Pondering the sweet mysteries of life

by Bill Ralston / 11 December, 2012
The holidays are a good time to ruminate on some of the big questions.
Slow oven cartoon by Steve Bolton
“Nooooo! You idiot! For crying out loud! Sear it first! Then a slow oven!” /cartoon by Steve Bolton

This year while you’re on holiday and run out of things to read, try something new. Think. Ponder the many unanswered mysteries of life.
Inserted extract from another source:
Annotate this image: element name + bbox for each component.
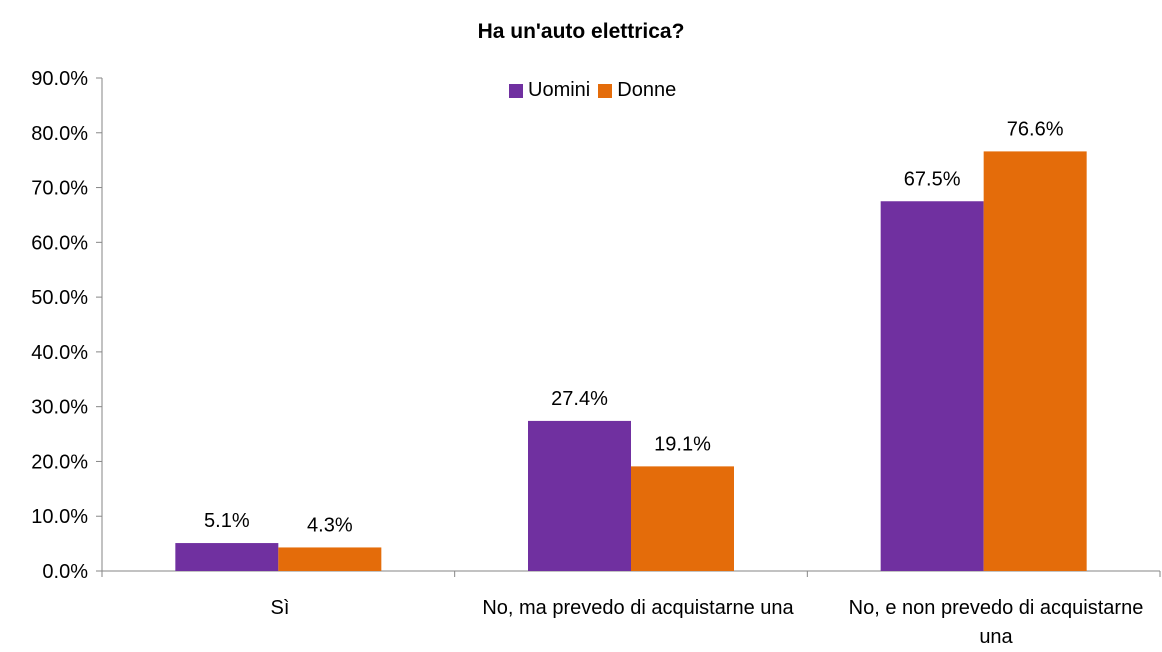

Every summer, when I have little or no real work to do, I stave off boredom by ruminating on some of the big questions, such as why men have more body hair than women. Okay, I’ll exempt a maiden aunt or two from that generality, but most women are less hairy than I am, not because they shave or wax – although I’m sure they do – but they are born with fewer parts of their body liable to generate undergrowth, and when it does sprout, it’s generally sparser.

Why do I have hair on my face, for example, when women mostly have none? For that matter, why do I shave it off? Do I want to do a gender bender and look like a woman? Doubt it, and besides, I’d definitely be a very homely looking girl. There’s a theory that we have body hair to keep us warm, but if that’s the case, why do I, as a man, need a warmer face than my wife? If warmth is the reason for it, why do we not have hair in other parts that might need to keep out the cold? A bald bum or naked feet can get quite nippy, you know. And what was nature thinking when it invented pubic hair? What a silly place to put it. Besides, that region is quite warm enough, thank you. I know there are theories that pubic hair can radiate a randy scent to encourage sex, but frankly I find that a bit offputting.

Another suggestion is that it prevents chafing during sex, but there is no evidence the population of Brazil is tenderly wandering about itching and scratching after nights of hairless conjugal bliss. While we’re on the subject of sex, why do surveys always report that men have had more sexual partners than women? How can that be? It takes two to tango, so for every bloke who’s having heterosexual sex, there has to be a woman involved. Even if one woman is racking up more blokes than the rest, the overall average number of female bonks would have to match the male figures, surely?

Actually, Google ruins some of this ruminating. Perplexed by that last question, I leapt onto the computer and found the obvious answer. The Journal of Sex Research – yes, there is such a thing – reports that if participants in such studies are tricked into believing they’re hooked up to a lie-detector machine, men report exactly the same number of sexual partners that woman do. So, basically, it proves the startling revelation that men lie about their sexual conquests. A helpful Google search or two can settle many arguments.

After a recent ribald debate with friends about the veracity of the age-old maxim that “men with big feet also have big …”, I dived online and discovered a 2002 study done at London’s St Mary’s Hospital that compared 104 men’s foot size with their pecker length. There was no correlation. This got me wondering, how on earth would you convince 104 blokes to let you measure their appendage, let alone their feet? What would you say? “I hate to bother you, but can you help me answer an age-old question and let me measure your old fella?” Maybe they’d try a subtle approach: measure the feet first, then pretend to slip with the ruler as they passed the groin region. “Oops, sorry. My, my, you’re a size 12, all right!”

Besides, the research must be somewhat flawed by the practical considerations of the methodology used. What if it was a cold day or the hospital was drafty? Actually, seeing the way this discussion has gone, one good summertime ponder would be, why do all these contemplations end up dwelling on sex?